# come to the dark side my son........ Lord Vader



## Manny (Sep 1, 2009)

Last night's kenpo Class had a nice ending, we were practicing the 10 techs from yellow belt and sensei wanted to see performance, so he told us to arrange a street self defense esenario defeding ourselves from 3 diferent points from 3 diferent oponents, so I invented my esenario,and within 3 minutes I was ready.

The first BG will grab my lapels and I will use MACE OF AGRESION, the second BG will jump on me and aply a head lock that I have to take off using GRASP OF DEATH, and then do ATACKING MACE against the third BG.
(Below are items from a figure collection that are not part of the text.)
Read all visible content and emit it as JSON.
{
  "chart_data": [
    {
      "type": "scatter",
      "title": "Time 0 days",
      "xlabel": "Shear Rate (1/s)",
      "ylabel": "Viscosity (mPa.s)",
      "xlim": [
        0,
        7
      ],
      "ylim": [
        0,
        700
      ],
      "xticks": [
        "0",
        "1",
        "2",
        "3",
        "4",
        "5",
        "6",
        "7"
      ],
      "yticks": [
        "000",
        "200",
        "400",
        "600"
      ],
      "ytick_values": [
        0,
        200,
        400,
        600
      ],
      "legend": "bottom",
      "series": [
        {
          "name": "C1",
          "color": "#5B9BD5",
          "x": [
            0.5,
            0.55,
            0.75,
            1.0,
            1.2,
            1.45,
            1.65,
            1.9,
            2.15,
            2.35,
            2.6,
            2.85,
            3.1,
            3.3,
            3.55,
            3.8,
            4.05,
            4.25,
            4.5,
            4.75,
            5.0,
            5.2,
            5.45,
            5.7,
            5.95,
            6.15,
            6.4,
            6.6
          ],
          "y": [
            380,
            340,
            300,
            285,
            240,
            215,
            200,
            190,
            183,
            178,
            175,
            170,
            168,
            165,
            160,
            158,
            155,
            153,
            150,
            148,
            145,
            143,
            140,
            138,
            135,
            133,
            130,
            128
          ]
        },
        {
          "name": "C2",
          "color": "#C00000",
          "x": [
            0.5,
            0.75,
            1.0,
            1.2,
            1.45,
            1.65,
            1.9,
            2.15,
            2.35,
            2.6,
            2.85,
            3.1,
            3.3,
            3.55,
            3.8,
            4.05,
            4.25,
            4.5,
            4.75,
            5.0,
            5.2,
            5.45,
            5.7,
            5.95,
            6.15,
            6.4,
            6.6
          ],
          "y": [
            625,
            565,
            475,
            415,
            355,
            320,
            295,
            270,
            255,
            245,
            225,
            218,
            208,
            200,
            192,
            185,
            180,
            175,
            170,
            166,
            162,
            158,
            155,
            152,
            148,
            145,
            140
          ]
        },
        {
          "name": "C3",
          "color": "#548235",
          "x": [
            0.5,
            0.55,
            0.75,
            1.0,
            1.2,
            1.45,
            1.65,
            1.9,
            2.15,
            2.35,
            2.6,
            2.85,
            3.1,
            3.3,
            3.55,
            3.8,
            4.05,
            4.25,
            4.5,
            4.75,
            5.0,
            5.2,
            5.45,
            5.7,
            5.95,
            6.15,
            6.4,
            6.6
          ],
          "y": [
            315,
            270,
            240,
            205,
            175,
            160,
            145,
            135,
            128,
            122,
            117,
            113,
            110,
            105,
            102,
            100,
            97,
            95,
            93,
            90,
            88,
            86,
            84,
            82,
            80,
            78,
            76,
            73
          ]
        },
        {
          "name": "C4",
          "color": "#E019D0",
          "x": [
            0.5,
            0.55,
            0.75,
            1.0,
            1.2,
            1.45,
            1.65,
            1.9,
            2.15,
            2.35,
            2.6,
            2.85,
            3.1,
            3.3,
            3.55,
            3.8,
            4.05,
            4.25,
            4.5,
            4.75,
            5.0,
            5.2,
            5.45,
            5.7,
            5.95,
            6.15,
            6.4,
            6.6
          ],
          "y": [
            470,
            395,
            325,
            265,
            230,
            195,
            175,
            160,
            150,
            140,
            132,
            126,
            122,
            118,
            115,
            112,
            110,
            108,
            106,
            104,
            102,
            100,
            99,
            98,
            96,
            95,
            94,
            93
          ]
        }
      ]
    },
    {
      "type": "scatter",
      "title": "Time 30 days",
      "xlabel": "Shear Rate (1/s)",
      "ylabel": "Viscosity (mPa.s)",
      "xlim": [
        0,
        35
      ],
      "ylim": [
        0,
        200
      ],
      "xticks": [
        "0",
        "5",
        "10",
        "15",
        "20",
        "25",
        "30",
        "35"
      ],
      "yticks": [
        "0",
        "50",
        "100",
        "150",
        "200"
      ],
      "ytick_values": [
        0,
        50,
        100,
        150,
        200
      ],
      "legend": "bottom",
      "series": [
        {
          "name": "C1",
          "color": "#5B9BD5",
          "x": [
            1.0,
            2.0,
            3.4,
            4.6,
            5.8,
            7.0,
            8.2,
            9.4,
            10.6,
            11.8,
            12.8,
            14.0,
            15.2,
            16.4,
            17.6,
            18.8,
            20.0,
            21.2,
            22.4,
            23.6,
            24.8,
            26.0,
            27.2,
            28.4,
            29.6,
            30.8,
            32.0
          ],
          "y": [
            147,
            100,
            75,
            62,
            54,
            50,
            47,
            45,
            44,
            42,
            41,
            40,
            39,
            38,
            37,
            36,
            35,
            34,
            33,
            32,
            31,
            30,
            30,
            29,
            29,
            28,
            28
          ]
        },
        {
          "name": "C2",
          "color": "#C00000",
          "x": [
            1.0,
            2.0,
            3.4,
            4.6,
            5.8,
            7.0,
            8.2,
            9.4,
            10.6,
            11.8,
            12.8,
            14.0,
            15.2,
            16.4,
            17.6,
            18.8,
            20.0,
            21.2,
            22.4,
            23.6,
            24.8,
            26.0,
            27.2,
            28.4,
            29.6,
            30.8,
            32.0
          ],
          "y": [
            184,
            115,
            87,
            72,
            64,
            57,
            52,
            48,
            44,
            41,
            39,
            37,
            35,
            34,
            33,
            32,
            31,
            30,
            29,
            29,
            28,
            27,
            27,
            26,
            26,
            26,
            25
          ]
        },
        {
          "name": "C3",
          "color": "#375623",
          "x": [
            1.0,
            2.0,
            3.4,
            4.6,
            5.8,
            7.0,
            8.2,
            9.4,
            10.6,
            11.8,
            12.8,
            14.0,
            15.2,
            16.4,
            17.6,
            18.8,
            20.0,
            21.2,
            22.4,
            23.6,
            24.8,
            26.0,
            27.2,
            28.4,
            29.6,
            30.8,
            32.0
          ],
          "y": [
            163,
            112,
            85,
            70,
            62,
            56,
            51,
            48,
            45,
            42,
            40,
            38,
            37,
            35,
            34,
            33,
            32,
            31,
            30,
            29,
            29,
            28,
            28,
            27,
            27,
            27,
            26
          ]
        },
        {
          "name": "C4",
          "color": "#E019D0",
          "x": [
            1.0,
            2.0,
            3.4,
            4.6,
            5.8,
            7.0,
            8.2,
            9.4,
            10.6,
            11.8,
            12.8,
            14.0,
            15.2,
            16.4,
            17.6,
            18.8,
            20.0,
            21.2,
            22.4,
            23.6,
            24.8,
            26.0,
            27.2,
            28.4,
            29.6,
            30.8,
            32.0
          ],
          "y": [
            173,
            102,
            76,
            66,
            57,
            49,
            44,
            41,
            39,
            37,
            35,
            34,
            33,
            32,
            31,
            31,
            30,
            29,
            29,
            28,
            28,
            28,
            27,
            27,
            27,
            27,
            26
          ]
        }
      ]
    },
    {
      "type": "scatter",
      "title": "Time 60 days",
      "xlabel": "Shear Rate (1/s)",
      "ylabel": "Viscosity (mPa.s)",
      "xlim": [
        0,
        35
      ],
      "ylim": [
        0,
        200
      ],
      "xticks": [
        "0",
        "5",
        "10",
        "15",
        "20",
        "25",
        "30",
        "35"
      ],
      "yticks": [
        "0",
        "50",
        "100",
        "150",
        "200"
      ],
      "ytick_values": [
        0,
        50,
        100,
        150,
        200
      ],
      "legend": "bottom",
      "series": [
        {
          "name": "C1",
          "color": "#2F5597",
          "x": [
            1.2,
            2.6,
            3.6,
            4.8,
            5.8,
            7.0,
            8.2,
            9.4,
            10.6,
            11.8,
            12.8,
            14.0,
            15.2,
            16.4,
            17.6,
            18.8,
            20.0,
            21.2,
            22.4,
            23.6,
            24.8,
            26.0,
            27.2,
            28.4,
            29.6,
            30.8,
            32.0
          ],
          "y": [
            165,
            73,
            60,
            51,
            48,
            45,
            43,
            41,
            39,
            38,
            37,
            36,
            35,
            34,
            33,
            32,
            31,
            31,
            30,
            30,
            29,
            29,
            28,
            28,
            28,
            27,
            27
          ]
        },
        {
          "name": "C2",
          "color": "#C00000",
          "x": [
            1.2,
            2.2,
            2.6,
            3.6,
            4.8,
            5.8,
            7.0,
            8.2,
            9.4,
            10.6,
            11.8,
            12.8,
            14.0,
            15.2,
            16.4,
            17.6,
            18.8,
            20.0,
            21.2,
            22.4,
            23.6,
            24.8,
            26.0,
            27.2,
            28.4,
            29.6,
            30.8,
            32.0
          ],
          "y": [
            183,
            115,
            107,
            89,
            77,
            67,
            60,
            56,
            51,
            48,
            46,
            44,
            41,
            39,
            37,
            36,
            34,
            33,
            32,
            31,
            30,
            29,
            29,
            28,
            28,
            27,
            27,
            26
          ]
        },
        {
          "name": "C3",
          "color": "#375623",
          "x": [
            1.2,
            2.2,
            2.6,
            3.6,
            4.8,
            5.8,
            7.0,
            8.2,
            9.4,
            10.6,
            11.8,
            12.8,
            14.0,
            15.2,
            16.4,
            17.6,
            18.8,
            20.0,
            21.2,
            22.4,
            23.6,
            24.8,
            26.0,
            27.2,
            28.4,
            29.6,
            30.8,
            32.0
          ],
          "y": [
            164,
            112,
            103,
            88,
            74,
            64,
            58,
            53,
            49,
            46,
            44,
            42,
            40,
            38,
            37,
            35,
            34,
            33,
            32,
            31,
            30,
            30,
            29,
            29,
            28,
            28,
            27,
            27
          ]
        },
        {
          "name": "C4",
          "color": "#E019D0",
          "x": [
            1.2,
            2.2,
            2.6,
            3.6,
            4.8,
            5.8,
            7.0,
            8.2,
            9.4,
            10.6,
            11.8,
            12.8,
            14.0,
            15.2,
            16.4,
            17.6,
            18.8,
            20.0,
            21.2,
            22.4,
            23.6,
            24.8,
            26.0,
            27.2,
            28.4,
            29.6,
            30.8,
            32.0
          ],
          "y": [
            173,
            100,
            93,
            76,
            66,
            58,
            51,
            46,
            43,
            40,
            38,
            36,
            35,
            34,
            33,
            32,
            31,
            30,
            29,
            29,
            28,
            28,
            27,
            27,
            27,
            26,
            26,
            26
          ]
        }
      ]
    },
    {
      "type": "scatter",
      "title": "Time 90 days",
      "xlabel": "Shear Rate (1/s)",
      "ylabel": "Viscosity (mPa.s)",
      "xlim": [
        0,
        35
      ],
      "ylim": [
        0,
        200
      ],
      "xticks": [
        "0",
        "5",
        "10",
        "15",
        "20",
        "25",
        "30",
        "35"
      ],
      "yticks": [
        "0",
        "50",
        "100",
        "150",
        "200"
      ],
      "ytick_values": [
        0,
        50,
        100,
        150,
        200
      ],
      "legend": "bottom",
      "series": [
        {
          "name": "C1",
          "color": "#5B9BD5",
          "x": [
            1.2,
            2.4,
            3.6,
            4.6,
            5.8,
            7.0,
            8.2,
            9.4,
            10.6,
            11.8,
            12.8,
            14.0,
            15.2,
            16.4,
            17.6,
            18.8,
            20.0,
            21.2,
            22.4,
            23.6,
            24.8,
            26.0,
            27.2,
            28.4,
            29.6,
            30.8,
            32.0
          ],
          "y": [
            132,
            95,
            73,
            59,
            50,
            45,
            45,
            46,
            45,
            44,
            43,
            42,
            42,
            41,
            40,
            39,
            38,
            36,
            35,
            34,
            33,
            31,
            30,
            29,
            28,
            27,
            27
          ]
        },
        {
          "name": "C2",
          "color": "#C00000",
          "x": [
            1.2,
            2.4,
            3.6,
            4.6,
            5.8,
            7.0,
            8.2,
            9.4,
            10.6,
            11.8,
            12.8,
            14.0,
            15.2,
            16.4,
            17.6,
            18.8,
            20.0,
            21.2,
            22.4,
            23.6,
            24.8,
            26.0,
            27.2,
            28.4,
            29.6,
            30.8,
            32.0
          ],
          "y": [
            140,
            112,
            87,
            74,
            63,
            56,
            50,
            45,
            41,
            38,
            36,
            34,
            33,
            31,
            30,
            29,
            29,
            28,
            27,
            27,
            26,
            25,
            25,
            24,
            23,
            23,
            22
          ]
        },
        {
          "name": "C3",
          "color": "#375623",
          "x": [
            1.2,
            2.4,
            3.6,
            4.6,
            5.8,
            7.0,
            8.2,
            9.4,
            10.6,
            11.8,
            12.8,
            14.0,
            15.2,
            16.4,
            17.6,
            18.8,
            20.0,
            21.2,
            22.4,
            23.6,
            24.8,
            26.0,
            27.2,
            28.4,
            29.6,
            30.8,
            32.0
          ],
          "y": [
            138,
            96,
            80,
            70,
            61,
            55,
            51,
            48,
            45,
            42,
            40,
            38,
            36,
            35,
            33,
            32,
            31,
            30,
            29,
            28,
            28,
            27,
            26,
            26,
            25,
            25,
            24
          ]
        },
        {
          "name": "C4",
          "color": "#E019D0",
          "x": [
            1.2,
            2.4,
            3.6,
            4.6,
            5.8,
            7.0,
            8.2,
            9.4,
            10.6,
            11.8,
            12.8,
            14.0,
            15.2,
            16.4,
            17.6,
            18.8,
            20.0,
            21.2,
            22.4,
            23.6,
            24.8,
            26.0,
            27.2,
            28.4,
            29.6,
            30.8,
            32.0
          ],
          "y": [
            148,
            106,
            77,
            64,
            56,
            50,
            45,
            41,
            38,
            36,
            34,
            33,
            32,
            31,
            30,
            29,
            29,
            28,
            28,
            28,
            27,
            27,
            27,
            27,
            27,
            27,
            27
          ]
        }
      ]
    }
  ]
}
First we did all in semi slow motion to everybody see the techs and then we proceded to perform at full speed.... WOW!!!! this is more fun than the one step sparring we do in TKD, everithing is so fast!!! this time I did the three techs very good with some variations, for example in the last tech (ATACKING MACE) afther the last punch to the rib cage I finished with a take down the first time and the second time I finished with a trow.

Afther class I herd Lord Vader inside my head telling me ....Come to the dark side my son..... well afther all I was wearing a black gi.

Manny


----------



## celtic_crippler (Sep 1, 2009)

LOL

...addictive isn't it? :jediduel:


----------



## Manny (Sep 1, 2009)

celtic_crippler said:


> LOL
> 
> ...addictive isn't it? :jediduel:


 
So much I must say. Celtic, the truth is I am enjoy this journey a lot.

Manny


----------



## shaolinmonkmark (Sep 1, 2009)

Manny said:


> So much I must say. Celtic, the truth is I am enjoy this journey a lot.
> 
> Manny


 



LOL!!!
But, here are some statements my master always reminds us of:

1.To follow the path of the raven, is to only become one in a grave.

2.He who knows when enough is enough, shall always have and know Enough!

Now, the darkside:
(LOL!!)

http://www.youtube.com/watch?v=8fKVzJdhHKA&feature=channel_page

http://www.youtube.com/watch?v=DLe5QcBjTlc&feature=channel_page





 
( pm me if you have become a "Kempo fiend"!)


----------



## Xinglu (Sep 1, 2009)

I'm glad you are enjoying your journey   and I'm glad to see that you are getting exposed to some good training methods.


----------



## TigerCraneGuy (Sep 1, 2009)

Hey Manny,

Welcome to the Kenpo Addicts Club, friend!

Remember, as Morpheus said, once you take that pill, there's no turning back...

Mwahahaha!:uhyeah:

P.S. Used to take TKD, so I know what you mean by the 1-step Sparring.


----------



## shaolinmonkmark (Sep 1, 2009)

TigerCraneGuy said:


> Hey Manny,
> 
> Welcome to the Kenpo Addicts Club, friend!
> 
> ...


 


I concur with you on the "Morpheus Pill"
You can take this one and remain  where you are at, or, you can take the other and wake up to the truth!
LOL!


----------



## shaolinmonkmark (Sep 1, 2009)

TigerCraneGuy said:


> Hey Manny,
> 
> Welcome to the Kenpo Addicts Club, friend!
> 
> ...


 


here it is, just for manny!
LOL!





(choose the red pill!)


----------



## suicide (Sep 1, 2009)

just dont burn yourself out , enjoy the ride - there will be alot of ups and downs - times when you will feel beat and feel like quitting , in times like those fall back and re group take it back to the basics ... and never leave your tae kwon do thats your foundation !


----------



## Manny (Sep 2, 2009)

suicide said:


> just dont burn yourself out , enjoy the ride - there will be alot of ups and downs - times when you will feel beat and feel like quitting , in times like those fall back and re group take it back to the basics ... and never leave your tae kwon do thats your foundation !


.

I know what you talk about, in TKD I have had my ups and downs, some times I quit, some times I retook it with passion, I don't want to leave TKD and want to succed in Kenpo only time will tell and I hope not burn myself out in the process.

I love to learn new stuff, I think I will never stop to be a student, I have hunger of knowledge in MA.

My TKD sambonim told me last night afther class the we have a Hap Ki Do seminar on september 26 and 27 and I want to take it.

MA are a beutiful thing... aren't they???

Manny


----------



## Kenpo17 (Sep 4, 2009)

nice, glad it flowed for you.


----------